Regina Otu

Personal information
- Full name: Regina Ibiang Otu
- Date of birth: 5 August 1996 (age 30)
- Place of birth: Ugep, Nigeria
- Height: 1.69 m (5 ft 7 in)
- Position: Midfielder

Team information
- Current team: Fenerbahçe
- Number: 6

Senior career*
- Years: Team / Apps / (Gls)
- 2018–2020: Edo Queens
- 2020–2021: Rivers Angels
- 2021–2022: Minsk / 33 / (7)
- 2022–2024: Saint-Étienne / 39 / (1)
- 2024–: Fenerbahçe / 43 / (8)

International career^{‡}
- 2022–: Nigeria / 5 / (0)

= Regina Otu =

Nigerian footballer (born 1996)

 Regina Ibiang Otu (born 5 August 1996) is a Nigerian women's football midfielder who plays for the Turkish Super League club Fenerbahçe and Nigeria women's national football team.

== Personal life ==
Regina Ibiang Otu was born at Ugep in Cross River State, southern Nigeria on 5 August 1996.

== Club career ==
Otu is tall, and plays in the defensive midfielder position.

=== Edo Queens & Rivers Angels ===
In her country, Otu was a member of Edo Queens between 2018 and 2020. In January 2020, she transferred to Rivers Angels in Port Harcourt.

=== Minsk ===
In April 2021, Otu moved to Belarus, and joined Minsk on a two-year deal. She played ] in the Belarusian Premier League. She appeared in two matches at the 2021–22 UEFA Women's Champions League qualifying rounds. She terminated her two-year contract mutually with the Belarusian club after the 2022–23 UEFA Women's Champions League qualifying rounds matches.

=== Saint-Étienne ===
In September 2022, she went to France, and joined Saint-Étienne. She contributed to the promotion of her club to the French Première Ligue. Her contract was extended in June 2023 for one more season. She so played in the 2023–24 Division 1 Féminine season. She capped in 19 matches of the Seconde Ligue, and scored one goal in 20 matches played in the Première Ligue.

=== Fenerbahçe ===
In the beginning of August 2024, Otu moved to Turkey, and signed a two-year deal with the Istanbul-based club Fenerbahçe to play in the Super League.

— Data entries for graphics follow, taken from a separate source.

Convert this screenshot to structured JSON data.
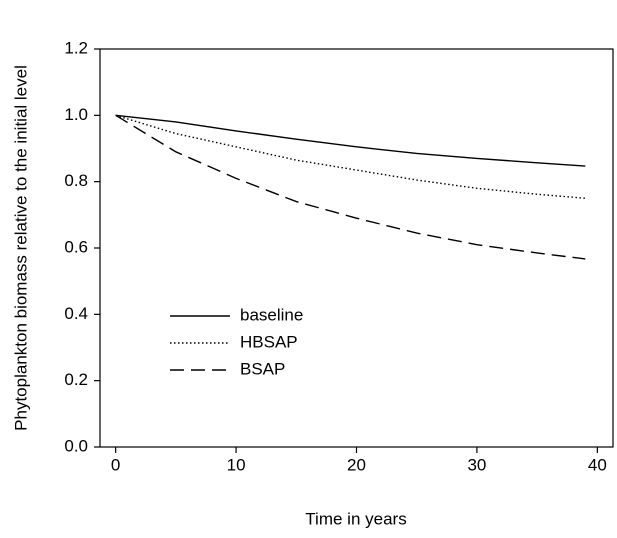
{
  "chart_data": {
    "type": "line",
    "xlabel": "Time in years",
    "ylabel": "Phytoplankton biomass relative to the initial level",
    "x": [
      0,
      5,
      10,
      15,
      20,
      25,
      30,
      35,
      39
    ],
    "series": [
      {
        "name": "baseline",
        "color": "#000000",
        "dash": "solid",
        "values": [
          1.0,
          0.98,
          0.953,
          0.928,
          0.905,
          0.885,
          0.87,
          0.857,
          0.847
        ]
      },
      {
        "name": "HBSAP",
        "color": "#000000",
        "dash": "dotted",
        "values": [
          1.0,
          0.945,
          0.905,
          0.865,
          0.835,
          0.805,
          0.78,
          0.762,
          0.75
        ]
      },
      {
        "name": "BSAP",
        "color": "#000000",
        "dash": "dashed",
        "values": [
          1.0,
          0.89,
          0.81,
          0.74,
          0.69,
          0.645,
          0.61,
          0.585,
          0.567
        ]
      }
    ],
    "xlim": [
      -1.3,
      41.3
    ],
    "xticks": [
      0,
      10,
      20,
      30,
      40
    ],
    "ylim": [
      0,
      1.2
    ],
    "yticks": [
      {
        "value": 0,
        "label": "0.0"
      },
      {
        "value": 0.2,
        "label": "0.2"
      },
      {
        "value": 0.4,
        "label": "0.4"
      },
      {
        "value": 0.6,
        "label": "0.6"
      },
      {
        "value": 0.8,
        "label": "0.8"
      },
      {
        "value": 1,
        "label": "1.0"
      },
      {
        "value": 1.2,
        "label": "1.2"
      }
    ],
    "grid": false,
    "legend": "lower-left"
  }
}
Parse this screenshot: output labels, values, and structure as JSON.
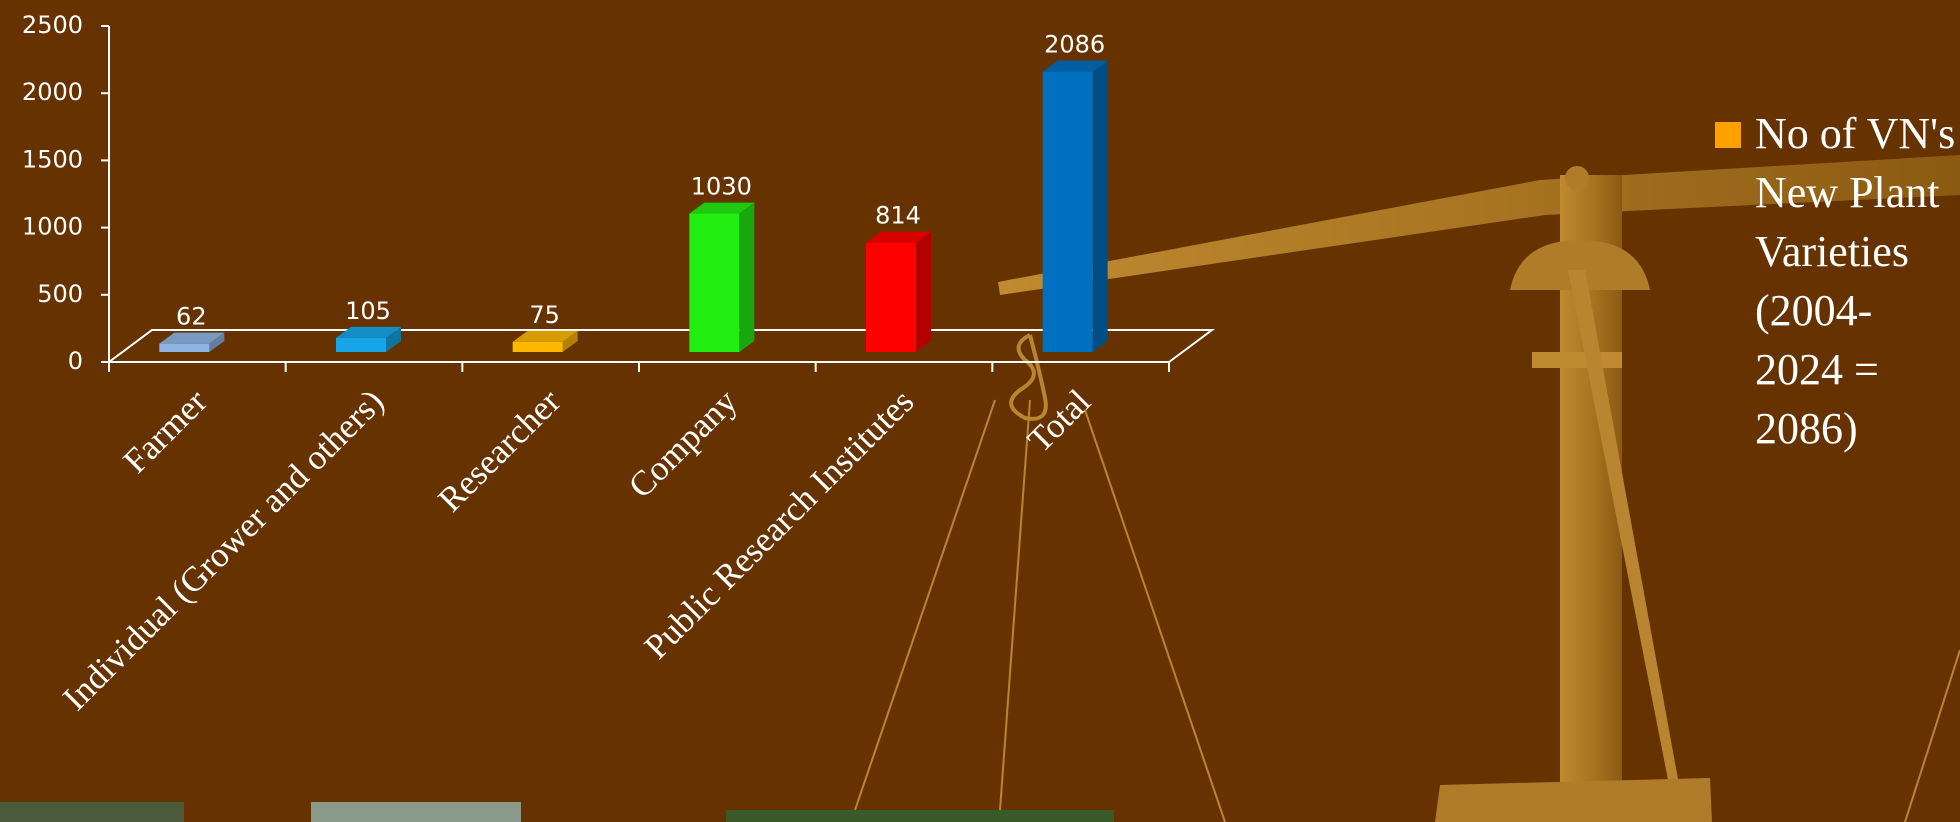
{
  "chart_data": {
    "type": "bar",
    "categories": [
      "Farmer",
      "Individual (Grower and others)",
      "Researcher",
      "Company",
      "Public Research Institutes",
      "Total"
    ],
    "series": [
      {
        "name": "No of VN's New Plant Varieties (2004-2024 = 2086)",
        "color": "#ffa200",
        "values": [
          62,
          105,
          75,
          1030,
          814,
          2086
        ]
      }
    ],
    "bar_colors": [
      "#8db4e2",
      "#16a6e8",
      "#ffb800",
      "#22ee11",
      "#ff0000",
      "#0070c0"
    ],
    "ylim": [
      0,
      2500
    ],
    "yticks": [
      0,
      500,
      1000,
      1500,
      2000,
      2500
    ],
    "legend": "right"
  }
}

== International career ==
Otu was admitted to the Nigeria national team, and debuted in the match against Botswana on 7 July 2022. She appeared in April 2023 in a friendly game. She was left out to the national team at the 2023 FIFA Women's World Cup. She capped five times in the national team as of August 2024.